I found this service to be VERY slow. Although, the company makes a claim that their "Web Accelerator (allows) for up to 5x faster web surfing". That is a lie. It was slower than my "Plain Jane" service. Today, I was trying to cancel a subscription with Netscape Internet Service. After being transferred to appropriate department, I was informed that if I cancelled my subscription, I would be charged an $89 cancellation fee. I asked why and was told I had a 12 month commitment.
Also, I was advised that if I disconnected the phone call, I would immediately be charged the $89 cancellation fee. They went on to tell me they had to read me some legal notice of my rights. What rights? You just told me I don't have the right to cancel. Be very careful before signing up with this company. They will not get any further business from me.
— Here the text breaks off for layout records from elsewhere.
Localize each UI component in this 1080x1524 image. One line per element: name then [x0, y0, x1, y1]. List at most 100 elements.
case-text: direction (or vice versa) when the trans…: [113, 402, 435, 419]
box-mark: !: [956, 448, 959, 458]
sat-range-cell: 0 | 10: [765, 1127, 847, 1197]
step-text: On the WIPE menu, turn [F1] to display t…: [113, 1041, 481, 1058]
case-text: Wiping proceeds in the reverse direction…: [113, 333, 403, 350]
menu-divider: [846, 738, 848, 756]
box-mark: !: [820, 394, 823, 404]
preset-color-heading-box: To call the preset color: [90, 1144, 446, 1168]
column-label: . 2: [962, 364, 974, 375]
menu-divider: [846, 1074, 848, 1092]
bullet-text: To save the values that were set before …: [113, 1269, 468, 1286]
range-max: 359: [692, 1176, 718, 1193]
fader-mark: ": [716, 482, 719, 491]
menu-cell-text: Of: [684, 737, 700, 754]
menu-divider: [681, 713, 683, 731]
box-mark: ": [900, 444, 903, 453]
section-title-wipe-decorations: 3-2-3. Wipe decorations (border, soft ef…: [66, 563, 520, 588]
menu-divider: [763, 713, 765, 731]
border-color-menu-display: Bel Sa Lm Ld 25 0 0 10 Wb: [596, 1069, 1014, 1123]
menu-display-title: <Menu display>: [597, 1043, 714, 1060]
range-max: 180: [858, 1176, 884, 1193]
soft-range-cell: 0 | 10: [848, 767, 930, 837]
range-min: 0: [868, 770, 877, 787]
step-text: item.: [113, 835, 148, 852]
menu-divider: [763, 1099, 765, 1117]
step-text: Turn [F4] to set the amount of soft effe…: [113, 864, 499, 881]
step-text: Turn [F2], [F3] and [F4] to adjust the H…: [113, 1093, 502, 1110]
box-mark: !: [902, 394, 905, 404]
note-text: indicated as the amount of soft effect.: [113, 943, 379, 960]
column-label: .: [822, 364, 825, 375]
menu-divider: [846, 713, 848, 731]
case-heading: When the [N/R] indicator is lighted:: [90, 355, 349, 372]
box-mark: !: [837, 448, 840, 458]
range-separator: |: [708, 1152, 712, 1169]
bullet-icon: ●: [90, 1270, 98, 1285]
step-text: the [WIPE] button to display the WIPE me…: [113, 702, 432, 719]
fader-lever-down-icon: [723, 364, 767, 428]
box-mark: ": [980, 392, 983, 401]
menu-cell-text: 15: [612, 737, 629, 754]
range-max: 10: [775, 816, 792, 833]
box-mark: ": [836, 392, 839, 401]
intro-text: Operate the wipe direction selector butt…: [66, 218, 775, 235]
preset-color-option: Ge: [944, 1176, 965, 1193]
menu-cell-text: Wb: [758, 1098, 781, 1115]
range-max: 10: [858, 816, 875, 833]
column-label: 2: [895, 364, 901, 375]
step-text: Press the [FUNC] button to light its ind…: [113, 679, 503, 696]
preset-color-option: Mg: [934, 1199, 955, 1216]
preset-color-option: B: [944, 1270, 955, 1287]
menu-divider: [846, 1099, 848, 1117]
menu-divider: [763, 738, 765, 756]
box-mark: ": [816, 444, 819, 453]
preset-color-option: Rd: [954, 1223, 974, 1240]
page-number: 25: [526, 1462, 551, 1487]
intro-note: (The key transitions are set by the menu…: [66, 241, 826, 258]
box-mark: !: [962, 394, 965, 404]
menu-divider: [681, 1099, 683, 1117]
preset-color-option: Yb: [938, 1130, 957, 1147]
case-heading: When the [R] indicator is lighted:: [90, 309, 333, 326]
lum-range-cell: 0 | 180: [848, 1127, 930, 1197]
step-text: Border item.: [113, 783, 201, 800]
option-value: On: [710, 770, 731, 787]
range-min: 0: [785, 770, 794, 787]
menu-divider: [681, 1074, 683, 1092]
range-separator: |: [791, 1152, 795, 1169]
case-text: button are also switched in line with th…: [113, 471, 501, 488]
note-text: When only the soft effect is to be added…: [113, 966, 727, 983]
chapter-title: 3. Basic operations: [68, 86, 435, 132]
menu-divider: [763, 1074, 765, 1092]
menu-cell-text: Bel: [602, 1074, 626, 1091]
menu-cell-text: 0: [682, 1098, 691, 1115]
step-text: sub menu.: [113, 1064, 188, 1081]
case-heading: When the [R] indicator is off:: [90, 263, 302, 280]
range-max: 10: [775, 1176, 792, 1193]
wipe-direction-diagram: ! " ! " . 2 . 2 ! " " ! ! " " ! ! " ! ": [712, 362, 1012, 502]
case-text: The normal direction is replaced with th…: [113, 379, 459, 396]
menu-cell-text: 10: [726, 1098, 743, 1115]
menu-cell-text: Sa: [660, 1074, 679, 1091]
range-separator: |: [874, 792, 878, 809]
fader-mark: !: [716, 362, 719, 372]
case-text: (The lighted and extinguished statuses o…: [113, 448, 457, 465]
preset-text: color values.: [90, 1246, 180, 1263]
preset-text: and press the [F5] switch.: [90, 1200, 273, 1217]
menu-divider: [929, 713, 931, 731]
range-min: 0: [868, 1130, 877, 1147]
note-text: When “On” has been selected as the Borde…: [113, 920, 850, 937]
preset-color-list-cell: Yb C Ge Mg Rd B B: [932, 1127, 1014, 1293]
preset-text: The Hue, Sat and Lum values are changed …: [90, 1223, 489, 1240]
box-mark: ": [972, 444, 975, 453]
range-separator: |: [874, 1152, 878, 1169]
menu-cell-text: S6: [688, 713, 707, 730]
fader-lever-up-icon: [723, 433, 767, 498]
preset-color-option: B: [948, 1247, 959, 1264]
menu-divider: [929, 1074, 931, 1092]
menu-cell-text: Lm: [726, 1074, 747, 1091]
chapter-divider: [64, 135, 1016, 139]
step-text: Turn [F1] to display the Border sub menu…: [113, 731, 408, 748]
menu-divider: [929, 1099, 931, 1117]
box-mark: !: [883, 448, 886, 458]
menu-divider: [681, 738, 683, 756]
Spent the day on the phone with Mom trying to find out what had her upset. BACKGROUND: Dad died in March quite unexpectedly. Her answer to feeling alone - open a Netscape account. She decided this week that she needed to be in an assisted living facility and would be leaving her home with so many fond memories of a good life.
While arranging the turn-off of utilities, one company stood out like the wonderful people they are - Netscape (ISP). These wonderful people, in their best broken South Asian English, told her "sure, but you will still have to pay for the full year of service even though you are moving into assisted living and can't take your computer with you".
Maybe I am out of line here, but forcing a distraught widow leaving her home for good to pay for a service she can't use is despicably immoral at best. I hope Jim Barksdale's family gets the same wonderful assistance we received. Thanks Netscape - for nothing.
The problem with AOL is that it doesn't like to lose even in a game like hearts. The games will load you with clubs 90% of the time - this ensures that you will get the queen of spades 90% of the time. The queen of spades has a 13 point value in a game of 26 points. The object of the game is to get the least number of points, the first player to reach 100 points is the loser. You can play hearts for hrs over days and not Win one game. The game knows exactly everyone's cards and plays accordingly.
There are four player - 3 run by the game and the human player. This of course guaranties a winning rate of better that 90% of the time. This game absolutely cheats. I have gone so far a writing to the FCC in this regard. I am also contemplating writing letters to their sponsors now we know why Time Warner dropped AOL.